Pinout twice. Fab once

The most wonderful thing about software is that it’s easy to change. Look at this blog for example. If I make a typo or the layout is screwed up, I write a quick fix, push the code and boom. The site is updated for everyone, everywhere all at once. Sometimes hardware can’t be fixed and if it can, you may have to do a complex repair on every board you made.

So, you should be very cautious and take your time on hardware and system design. All of that move fast and break things bullshit has no place here. Are you sure that footprint of the IC is right? Why don’t you check the pinout of the MCU one more time. We definitely have enough UARTs right???

Each one of these things could costs tens of thousands of dollars and weeks or months of time. It’s worth taking the extra hour or two to double check.

There are one-way doors and two-way doors. Get good at knowing the difference

I know, I know. This one is a Jeff Bezos thing (at least I think it is), but it’s a great analogy. A two-way door is a decision that is easy to undo and has few long lasting consequences. A one-way door is just that: you can’t go back through it.

Hardware product development is a minefield of one-way doors. Once the hardware is in a customer’s hands, everything on that PCB is a closed door. There’s no going back.

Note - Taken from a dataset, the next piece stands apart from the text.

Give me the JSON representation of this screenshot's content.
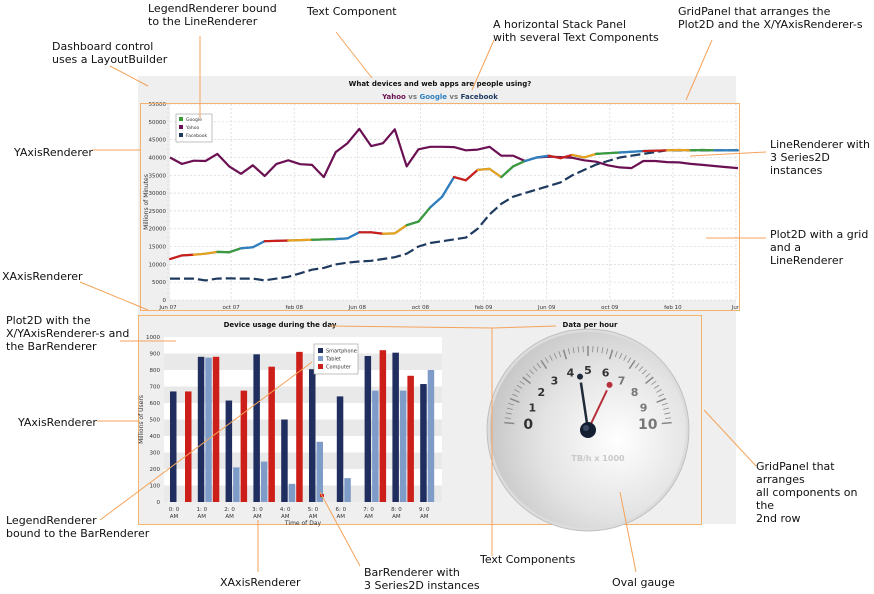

And there’s even some more subtle ones in the firmware. Sure you have over the air updates, but what if the bootloader has a bug? Can you update the bootloader over the air? If not, you better be damn sure that thing is bulletproof.

Another tactic you can use is to do your best to turn one-way doors into two-way doors. Hedge your bets so to speak. For example:

Should we use chip A or B?

Maybe put the footprint for both on the PCB but only populate one. If chip A doesn’t work, you can easily switch to chip B.

Do we need to sell these in the EU or just the US?

Certify for both just in case. Fixing any problems now is way cheaper than retooling the manufacturing 6 years from now.

If you’re a PM, you need to get really good at identifying these risks and mitigating them. It could be the difference between a successful pivot and a flop.

But oh baby, when that LED starts blinking…

The struggle is real, but I can honestly say the juice is worth the squeeze, both personally and professionally. When that motor finally spins, or that device finally shows up on the dashboard, or the god damn green LED finally blinks … there is no greater feeling. The Javascript world doesn’t know what they’re missing.